Хэнраган вернулся к швейцару, который сидел за столом и смотрел на монитор, показывавший въезд в гараж. Когда Хэнраган вошел в дверь, Билли Тартон поднял голову. Он не улыбнулся, но посмотрел на полицейского с любопытством и желанием помочь.
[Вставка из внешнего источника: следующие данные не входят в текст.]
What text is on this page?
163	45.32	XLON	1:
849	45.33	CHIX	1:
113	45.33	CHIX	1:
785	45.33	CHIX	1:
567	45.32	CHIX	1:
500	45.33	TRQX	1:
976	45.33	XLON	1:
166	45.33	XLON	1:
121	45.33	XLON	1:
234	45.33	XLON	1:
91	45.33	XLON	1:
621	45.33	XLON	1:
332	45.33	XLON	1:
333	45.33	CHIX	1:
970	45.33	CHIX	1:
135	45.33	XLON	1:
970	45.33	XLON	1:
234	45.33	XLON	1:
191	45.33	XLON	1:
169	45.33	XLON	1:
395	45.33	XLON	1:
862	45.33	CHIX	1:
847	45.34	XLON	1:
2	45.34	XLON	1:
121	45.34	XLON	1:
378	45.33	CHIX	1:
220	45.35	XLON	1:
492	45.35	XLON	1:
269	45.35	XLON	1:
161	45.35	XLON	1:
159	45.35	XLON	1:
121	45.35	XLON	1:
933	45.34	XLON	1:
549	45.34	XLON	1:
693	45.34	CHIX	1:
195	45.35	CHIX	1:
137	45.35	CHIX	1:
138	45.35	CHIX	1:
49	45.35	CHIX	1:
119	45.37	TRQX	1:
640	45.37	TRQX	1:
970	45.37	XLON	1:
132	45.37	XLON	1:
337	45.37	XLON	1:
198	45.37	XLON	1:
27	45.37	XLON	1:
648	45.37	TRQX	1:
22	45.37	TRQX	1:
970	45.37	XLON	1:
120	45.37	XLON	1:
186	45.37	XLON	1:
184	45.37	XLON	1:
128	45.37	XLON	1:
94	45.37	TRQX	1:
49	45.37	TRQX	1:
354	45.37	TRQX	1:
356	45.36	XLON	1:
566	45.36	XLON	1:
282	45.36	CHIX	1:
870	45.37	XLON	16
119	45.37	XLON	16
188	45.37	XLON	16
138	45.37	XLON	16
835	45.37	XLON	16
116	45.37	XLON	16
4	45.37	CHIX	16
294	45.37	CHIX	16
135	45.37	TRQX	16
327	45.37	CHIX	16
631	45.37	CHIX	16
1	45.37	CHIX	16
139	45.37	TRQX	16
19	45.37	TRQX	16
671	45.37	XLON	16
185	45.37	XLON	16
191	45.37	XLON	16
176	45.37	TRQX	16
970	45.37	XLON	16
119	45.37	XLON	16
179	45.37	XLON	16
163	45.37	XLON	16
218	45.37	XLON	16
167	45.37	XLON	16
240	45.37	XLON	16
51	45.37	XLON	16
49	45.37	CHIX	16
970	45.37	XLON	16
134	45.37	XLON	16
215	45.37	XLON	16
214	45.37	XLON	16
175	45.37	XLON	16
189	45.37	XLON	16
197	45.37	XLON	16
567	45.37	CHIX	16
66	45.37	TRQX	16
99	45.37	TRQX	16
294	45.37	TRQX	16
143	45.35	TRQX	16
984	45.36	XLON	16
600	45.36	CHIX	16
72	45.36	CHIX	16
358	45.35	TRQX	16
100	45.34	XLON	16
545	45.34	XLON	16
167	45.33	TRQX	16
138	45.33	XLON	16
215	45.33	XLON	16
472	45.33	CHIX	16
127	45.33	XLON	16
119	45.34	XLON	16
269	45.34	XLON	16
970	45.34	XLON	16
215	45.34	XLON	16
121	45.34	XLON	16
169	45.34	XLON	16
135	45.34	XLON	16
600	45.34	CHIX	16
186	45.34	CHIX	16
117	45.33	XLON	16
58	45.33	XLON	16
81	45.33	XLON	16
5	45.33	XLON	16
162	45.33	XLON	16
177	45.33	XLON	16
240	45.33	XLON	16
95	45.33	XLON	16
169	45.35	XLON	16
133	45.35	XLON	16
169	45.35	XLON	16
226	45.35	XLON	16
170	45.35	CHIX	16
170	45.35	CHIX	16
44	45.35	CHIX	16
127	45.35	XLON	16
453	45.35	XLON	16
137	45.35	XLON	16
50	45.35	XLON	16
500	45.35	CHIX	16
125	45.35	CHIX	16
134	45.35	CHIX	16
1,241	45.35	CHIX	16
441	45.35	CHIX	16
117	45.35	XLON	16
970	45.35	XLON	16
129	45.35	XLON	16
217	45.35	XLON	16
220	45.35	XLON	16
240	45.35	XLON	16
— Никки Моралес, — сказал Хэнраган.
— Восемь-десять, — ответил швейцар. — Но ее нет дома. Ушла рано утром с двумя чемоданами.
— Куда она направлялась? — спросил Хэнраган, глядя в окно на ресторан «Черная луна».
Швейцар пожал плечами:
— Сказала, что уедет из города на какое-то время. Но она еще вернется за другими вещами.
— Как она выглядит?
— Моралес? — спросил швейцар, вставая. На подъездную аллею въехала машина и, повернув, остановилась перед входом. — Красивая дама. Живет одна.
Тартон повернулся к двери и поправил шляпу.